L'algoritmo di Deliveroo è discriminatorio secondo il tribunale di Bologna - Chiara Sabelli

Il 30 dicembre il tribunale di Bologna ha emesso un'ordinanza, firmata dalla giudice Chiara Zompì, che definisce discriminatorio l'algoritmo utilizzato da Deliveroo, piattaforma di consegna del cibo a domicilio, per gestire le prenotazioni delle sessioni di lavoro da parte dei rider, condannando l'azienda a pagare 50 000 euro di risarcimento alle organizzazioni sindacali che hanno fatto ricorso oltre a sostenere le spese legali (il testo dell'ordinanza è consultabile qui).


«È probabilmente il primo caso in cui un algoritmo viene chiamato a comparire in tribunale e ritenuto illegittimo in Europa nel rapporto tra privato e privato», commenta Mario Guglielmetti, legale presso lo European Data Protection Supervisor (EDPS), l'autorità europea indipendente per la protezione dei dati personali. E aggiunge «esistono diversi precedenti riguardanti algoritmi utilizzati da soggetti pubblici, come ad esempio 
il sistema SiRy che stimava la probabilità dei cittadini olandesi di commettere frode ai danni dello Stato, sospeso a febbraio dalla corte distrettuale dell'Aia perché accusato di violare i diritti umani. Il pronunciamento del tribunale di Bologna è il primo in cui un sistema automatico viene considerato illegittimo nel rapporto tra due soggetti privati, come sono da considerarsi Deliveroo e i riders, che l'azienda inquadra come collaboratori autonomi»1.

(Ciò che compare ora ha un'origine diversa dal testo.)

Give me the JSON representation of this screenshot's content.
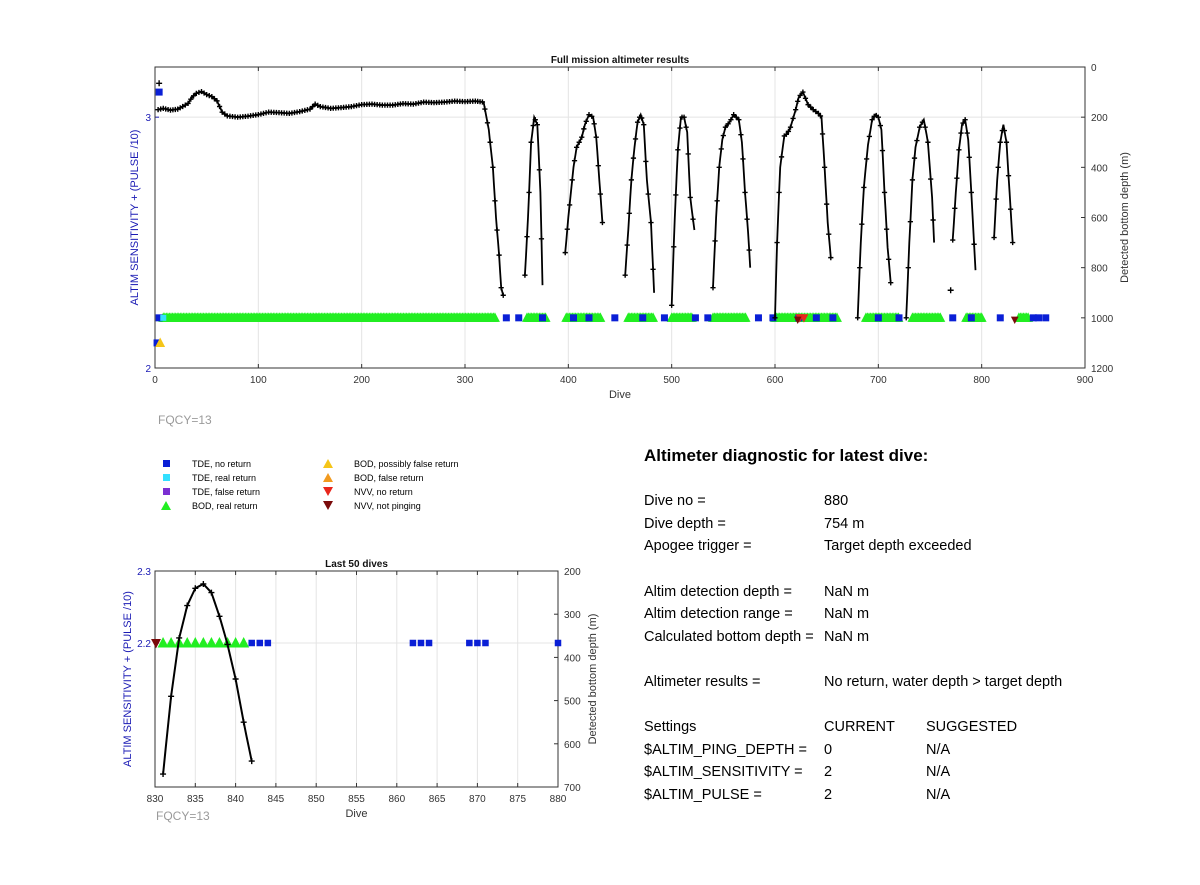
{
  "colors": {
    "tde_no_return": "#0a1fd6",
    "tde_real_return": "#33e0ff",
    "tde_false_return": "#7b2fd2",
    "bod_real_return": "#22ee22",
    "bod_possibly_false": "#f5c518",
    "bod_false_return": "#f29a1e",
    "nvv_no_return": "#e8261c",
    "nvv_not_pinging": "#7a0a0a",
    "depth_trace": "#000000",
    "left_axis": "#1a1ab4",
    "fqcy": "#9a9a9a"
  },
  "chart_data": [
    {
      "id": "full-mission",
      "type": "scatter",
      "title": "Full mission altimeter results",
      "xlabel": "Dive",
      "ylabel_left": "ALTIM SENSITIVITY + (PULSE /10)",
      "ylabel_right": "Detected bottom depth (m)",
      "xlim": [
        0,
        900
      ],
      "ylim_left": [
        2,
        3.2
      ],
      "ylim_right": [
        0,
        1200
      ],
      "right_axis_reversed": true,
      "x_ticks": [
        0,
        100,
        200,
        300,
        400,
        500,
        600,
        700,
        800,
        900
      ],
      "y_ticks_left": [
        2,
        3
      ],
      "y_ticks_right": [
        0,
        200,
        400,
        600,
        800,
        1000,
        1200
      ],
      "grid": true,
      "depth_profile": [
        [
          3,
          170
        ],
        [
          8,
          165
        ],
        [
          15,
          172
        ],
        [
          22,
          168
        ],
        [
          28,
          155
        ],
        [
          32,
          145
        ],
        [
          36,
          120
        ],
        [
          40,
          105
        ],
        [
          45,
          98
        ],
        [
          50,
          110
        ],
        [
          55,
          118
        ],
        [
          60,
          135
        ],
        [
          65,
          180
        ],
        [
          70,
          195
        ],
        [
          80,
          200
        ],
        [
          90,
          196
        ],
        [
          100,
          190
        ],
        [
          110,
          180
        ],
        [
          120,
          182
        ],
        [
          130,
          185
        ],
        [
          140,
          178
        ],
        [
          150,
          168
        ],
        [
          155,
          148
        ],
        [
          160,
          158
        ],
        [
          170,
          165
        ],
        [
          180,
          162
        ],
        [
          190,
          158
        ],
        [
          200,
          150
        ],
        [
          210,
          148
        ],
        [
          220,
          152
        ],
        [
          230,
          152
        ],
        [
          240,
          146
        ],
        [
          250,
          148
        ],
        [
          260,
          140
        ],
        [
          270,
          142
        ],
        [
          280,
          140
        ],
        [
          290,
          136
        ],
        [
          300,
          138
        ],
        [
          310,
          136
        ],
        [
          318,
          140
        ],
        [
          323,
          250
        ],
        [
          327,
          400
        ],
        [
          330,
          600
        ],
        [
          333,
          750
        ],
        [
          335,
          880
        ],
        [
          337,
          910
        ],
        [
          358,
          830
        ],
        [
          361,
          600
        ],
        [
          364,
          300
        ],
        [
          367,
          200
        ],
        [
          370,
          230
        ],
        [
          373,
          500
        ],
        [
          375,
          870
        ],
        [
          397,
          740
        ],
        [
          400,
          600
        ],
        [
          405,
          400
        ],
        [
          408,
          320
        ],
        [
          413,
          280
        ],
        [
          416,
          230
        ],
        [
          420,
          190
        ],
        [
          424,
          200
        ],
        [
          427,
          280
        ],
        [
          430,
          450
        ],
        [
          433,
          620
        ],
        [
          455,
          830
        ],
        [
          458,
          650
        ],
        [
          461,
          450
        ],
        [
          464,
          320
        ],
        [
          467,
          220
        ],
        [
          470,
          190
        ],
        [
          473,
          230
        ],
        [
          476,
          450
        ],
        [
          480,
          620
        ],
        [
          483,
          900
        ],
        [
          500,
          950
        ],
        [
          503,
          600
        ],
        [
          506,
          330
        ],
        [
          509,
          200
        ],
        [
          512,
          200
        ],
        [
          515,
          260
        ],
        [
          518,
          520
        ],
        [
          522,
          650
        ],
        [
          540,
          880
        ],
        [
          543,
          600
        ],
        [
          546,
          400
        ],
        [
          549,
          290
        ],
        [
          552,
          240
        ],
        [
          556,
          220
        ],
        [
          560,
          190
        ],
        [
          565,
          210
        ],
        [
          568,
          300
        ],
        [
          571,
          500
        ],
        [
          574,
          660
        ],
        [
          576,
          800
        ],
        [
          600,
          1000
        ],
        [
          602,
          700
        ],
        [
          605,
          400
        ],
        [
          609,
          275
        ],
        [
          612,
          265
        ],
        [
          615,
          240
        ],
        [
          620,
          170
        ],
        [
          623,
          120
        ],
        [
          627,
          100
        ],
        [
          632,
          150
        ],
        [
          637,
          170
        ],
        [
          642,
          185
        ],
        [
          645,
          200
        ],
        [
          648,
          400
        ],
        [
          651,
          620
        ],
        [
          654,
          760
        ],
        [
          680,
          1000
        ],
        [
          683,
          700
        ],
        [
          686,
          480
        ],
        [
          690,
          310
        ],
        [
          694,
          210
        ],
        [
          697,
          190
        ],
        [
          700,
          200
        ],
        [
          703,
          250
        ],
        [
          706,
          500
        ],
        [
          709,
          720
        ],
        [
          712,
          860
        ],
        [
          727,
          1000
        ],
        [
          730,
          700
        ],
        [
          733,
          450
        ],
        [
          736,
          320
        ],
        [
          740,
          240
        ],
        [
          744,
          210
        ],
        [
          748,
          300
        ],
        [
          752,
          520
        ],
        [
          754,
          700
        ],
        [
          772,
          690
        ],
        [
          775,
          500
        ],
        [
          778,
          330
        ],
        [
          781,
          230
        ],
        [
          784,
          210
        ],
        [
          787,
          290
        ],
        [
          790,
          500
        ],
        [
          794,
          810
        ],
        [
          812,
          680
        ],
        [
          815,
          450
        ],
        [
          818,
          300
        ],
        [
          821,
          230
        ],
        [
          824,
          300
        ],
        [
          827,
          500
        ],
        [
          830,
          700
        ]
      ],
      "isolated_depth_points": [
        [
          4,
          65
        ],
        [
          770,
          890
        ]
      ],
      "tde_no_return_dives": [
        4,
        340,
        352,
        375,
        405,
        420,
        445,
        472,
        493,
        523,
        535,
        584,
        598,
        623,
        640,
        656,
        700,
        720,
        772,
        790,
        818,
        850,
        855,
        862
      ],
      "tde_no_return_high": [
        [
          4,
          3.1
        ],
        [
          2,
          2.1
        ]
      ],
      "bod_real_return_ranges": [
        [
          8,
          330
        ],
        [
          360,
          378
        ],
        [
          398,
          432
        ],
        [
          458,
          482
        ],
        [
          500,
          520
        ],
        [
          540,
          572
        ],
        [
          600,
          660
        ],
        [
          688,
          720
        ],
        [
          733,
          760
        ],
        [
          785,
          800
        ],
        [
          836,
          846
        ]
      ],
      "bod_possibly_false": [
        [
          5,
          2.1
        ]
      ],
      "nvv_no_return_dives": [
        624,
        628
      ],
      "nvv_not_pinging_dives": [
        622,
        832
      ]
    },
    {
      "id": "last-50",
      "type": "scatter",
      "title": "Last 50 dives",
      "xlabel": "Dive",
      "ylabel_left": "ALTIM SENSITIVITY + (PULSE /10)",
      "ylabel_right": "Detected bottom depth (m)",
      "xlim": [
        830,
        880
      ],
      "ylim_left": [
        2.0,
        2.3
      ],
      "ylim_right": [
        200,
        700
      ],
      "right_axis_reversed": true,
      "x_ticks": [
        830,
        835,
        840,
        845,
        850,
        855,
        860,
        865,
        870,
        875,
        880
      ],
      "y_ticks_left": [
        2.2,
        2.3
      ],
      "y_ticks_right": [
        200,
        300,
        400,
        500,
        600,
        700
      ],
      "grid": true,
      "depth_profile": [
        [
          831,
          670
        ],
        [
          832,
          490
        ],
        [
          833,
          355
        ],
        [
          834,
          280
        ],
        [
          835,
          240
        ],
        [
          836,
          230
        ],
        [
          837,
          250
        ],
        [
          838,
          305
        ],
        [
          839,
          370
        ],
        [
          840,
          450
        ],
        [
          841,
          550
        ],
        [
          842,
          640
        ]
      ],
      "bod_real_return_dives": [
        831,
        832,
        833,
        834,
        835,
        836,
        837,
        838,
        839,
        840,
        841
      ],
      "tde_no_return_dives": [
        842,
        843,
        844,
        862,
        863,
        864,
        869,
        870,
        871,
        880
      ],
      "nvv_not_pinging_dives": [
        830
      ],
      "y_marker_level": 2.2
    }
  ],
  "fqcy_label": "FQCY=13",
  "legend": {
    "col1": [
      "TDE, no return",
      "TDE, real return",
      "TDE, false return",
      "BOD, real return"
    ],
    "col2": [
      "BOD, possibly false return",
      "BOD, false return",
      "NVV, no return",
      "NVV, not pinging"
    ]
  },
  "diagnostic": {
    "title": "Altimeter diagnostic for latest dive:",
    "dive_no_label": "Dive no =",
    "dive_no_value": "880",
    "dive_depth_label": "Dive depth =",
    "dive_depth_value": "754 m",
    "apogee_label": "Apogee trigger =",
    "apogee_value": "Target depth exceeded",
    "altim_det_depth_label": "Altim detection depth =",
    "altim_det_depth_value": "NaN m",
    "altim_det_range_label": "Altim detection range =",
    "altim_det_range_value": "NaN m",
    "calc_bottom_label": "Calculated bottom depth =",
    "calc_bottom_value": "NaN m",
    "results_label": "Altimeter results =",
    "results_value": "No return, water depth > target depth",
    "settings_header": "Settings",
    "current_header": "CURRENT",
    "suggested_header": "SUGGESTED",
    "settings": [
      {
        "name": "$ALTIM_PING_DEPTH =",
        "current": "0",
        "suggested": "N/A"
      },
      {
        "name": "$ALTIM_SENSITIVITY =",
        "current": "2",
        "suggested": "N/A"
      },
      {
        "name": "$ALTIM_PULSE =",
        "current": "2",
        "suggested": "N/A"
      }
    ]
  }
}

L'algoritmo su cui si è espressa la giudice Zompì è quello che stabilisce le priorità di accesso al sistema di prenotazione delle sessioni di lavoro. Il funzionamento di questo algoritmo non è chiaro e durante il procedimento è stato ricostruito solo grazie alle testimonianze di alcuni fra i ciclofattorini che si sono rivolti alle associazioni sindacali per ricorrere contro l'azienda. Deliveroo non ha infatti fornito alcun dettaglio a riguardo. «Questo rende particolarmente significativa questa ordinanza: l'opacità dei sistemi automatici di assistenza alla decisione non è più sufficiente a proteggere le aziende e sollevarle dalle loro responsabilità nei confronti dei lavoratori», afferma Massimo Durante, professore associato all'Università di Torino, filosofo del diritto ed esperto di governance algoritmica (il suo ultimo libro in italiano è 'Potere computazionale', edito da Meltemi).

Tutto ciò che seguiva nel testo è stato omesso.